Глава 20. Экран был залит серо-красными красками, кое-где мерцали вялые сине-зеленые полосы, отдельными желтыми и фиолетовыми звездочками светились лишь верхние уголки

Экран был залит серо-красными красками, кое-где мерцали вялые сине-зеленые полосы, отдельными желтыми и фиолетовыми звездочками светились лишь верхние уголки. Картина была ясна: старость, злость, жажда мести, рак... Программа прибора высвечивала количественные характеристики каждого из этих состояний: сколько в тебе старости, сколько совести, злости, насколько ты мстителен и завистлив — все это можно было видеть на экране и дать каждому цвету, а значит и состоянию ауры, количественную характеристику. Юрин приборчик работал безукоризненно! Чтобы не ошибиться с диагнозом, Жора даже притащил в палату свой карманный биомодуль «собачий нюх». Этот «Тузик», как мы его называли, никогда не ошибался. Он разработан на основе реакций обонятельных рецепторов псиных клеток носа и точнее всяких там анализов желчи, мочи и крови позволяет установить диагноз. У меня тоже все было готово для инъекций. Нужно было только вскрыть стерильный пакет с нужной ампулой генетического материала. Генерал стоял молча, взгляд его ничего не выражал, он думал, как поступить. Ясно было, что в его жизни тоже настала нелегкая решающая минута. Не было никакой войны, не нужно было брать штурмом ни высоту, ни крепость, не было необходимости поднимать полк или армию в атаку... Нужно было довериться Жоре.

— Мы остаемся вдвоем, — повторил Жора, глядя в окно и всем своим видом показывая, что третьим является сам генерал.

Я все ждал, когда же Жора пустит в ход свой скальп. Почему он до сих пор не дает ему воли?

— Да, — кивнул Жора в сторону двери, — ты тоже.

Это Жорино «ты» всегда работало безотказно. Ни о каком амикошонстве не могло быть и речи.

Генерал зорко зыркнул[4] на Жору, но тот даже головой не повел: сказано же — вдвоем!

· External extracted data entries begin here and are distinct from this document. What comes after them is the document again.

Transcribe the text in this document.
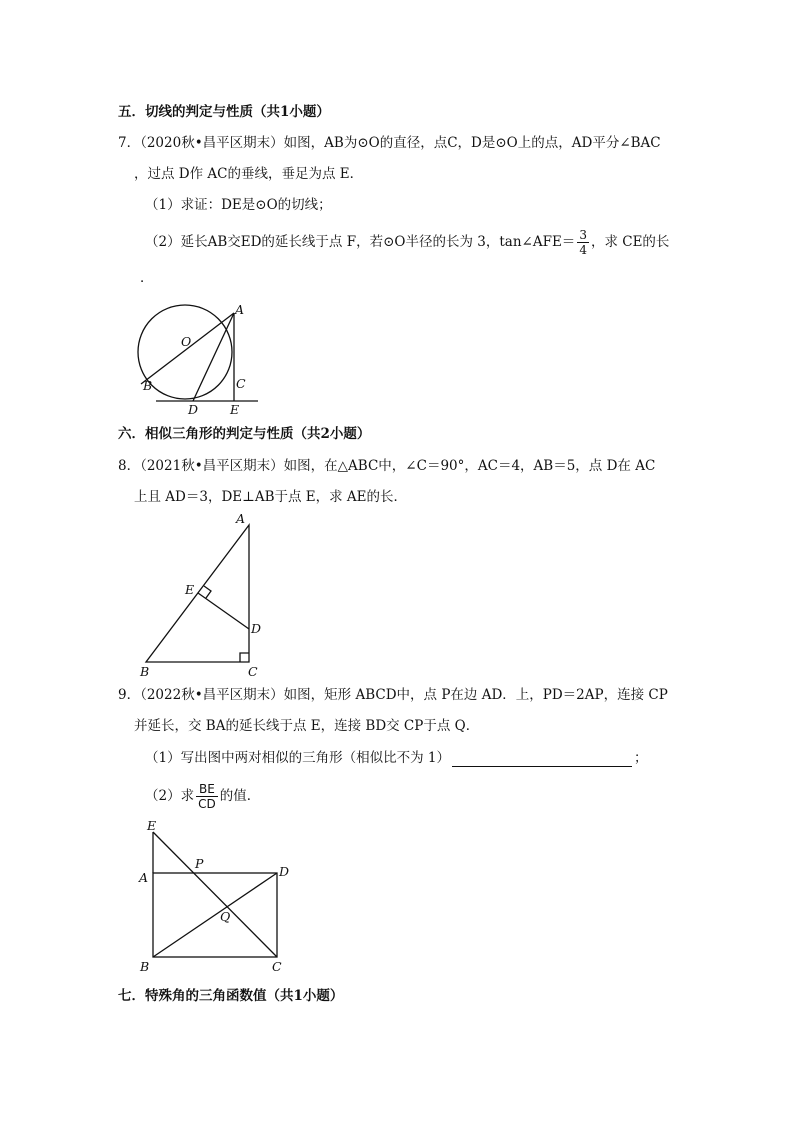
五．切线的判定与性质（共1小题）
7．（2020秋•昌平区期末）如图，AB为⊙O的直径，点C，D是⊙O上的点，AD平分∠BAC
，过点 D作 AC的垂线，垂足为点 E．
（1）求证：DE是⊙O的切线；
（2）延长AB交ED的延长线于点 F，若⊙O半径的长为 3，tan∠AFE＝ $\frac{3}{4}$ ，求 CE的长
．
A
O
B	C
D	E
六．相似三角形的判定与性质（共2小题）
8．（2021秋•昌平区期末）如图，在△ABC中，∠C＝90°，AC＝4，AB＝5，点 D在 AC
上且 AD＝3，DE⊥AB于点 E，求 AE的长．
A
E
D
B	C
9．（2022秋•昌平区期末）如图，矩形 ABCD中，点 P在边 AD．上，PD＝2AP，连接 CP
并延长，交 BA的延长线于点 E，连接 BD交 CP于点 Q．
（1）写出图中两对相似的三角形（相似比不为 1）	；
（2）求 $\frac{BE}{CD}$ 的值．
E
P
A	D
Q
B	C
七．特殊角的三角函数值（共1小题）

И генерал, как всякий военный, тотчас подчинился: приказ есть приказ, и не выполнить его — смерти подобно.

— Хорошо, — произнес он и развернулся, как по команде, на сто восемьдесят градусов.

Он не сказал короткое «есть», и это, видимо, его ободрило. Решение было принято, и мы остались с Жорой вдвоем.

— Ну что? — спросил Жора. — Типичная радужка рака печенки.

Он так и сказал — «рака печенки».

— И все признаки налицо.

Даже у меня не возникло вопросов по поводу диагноза.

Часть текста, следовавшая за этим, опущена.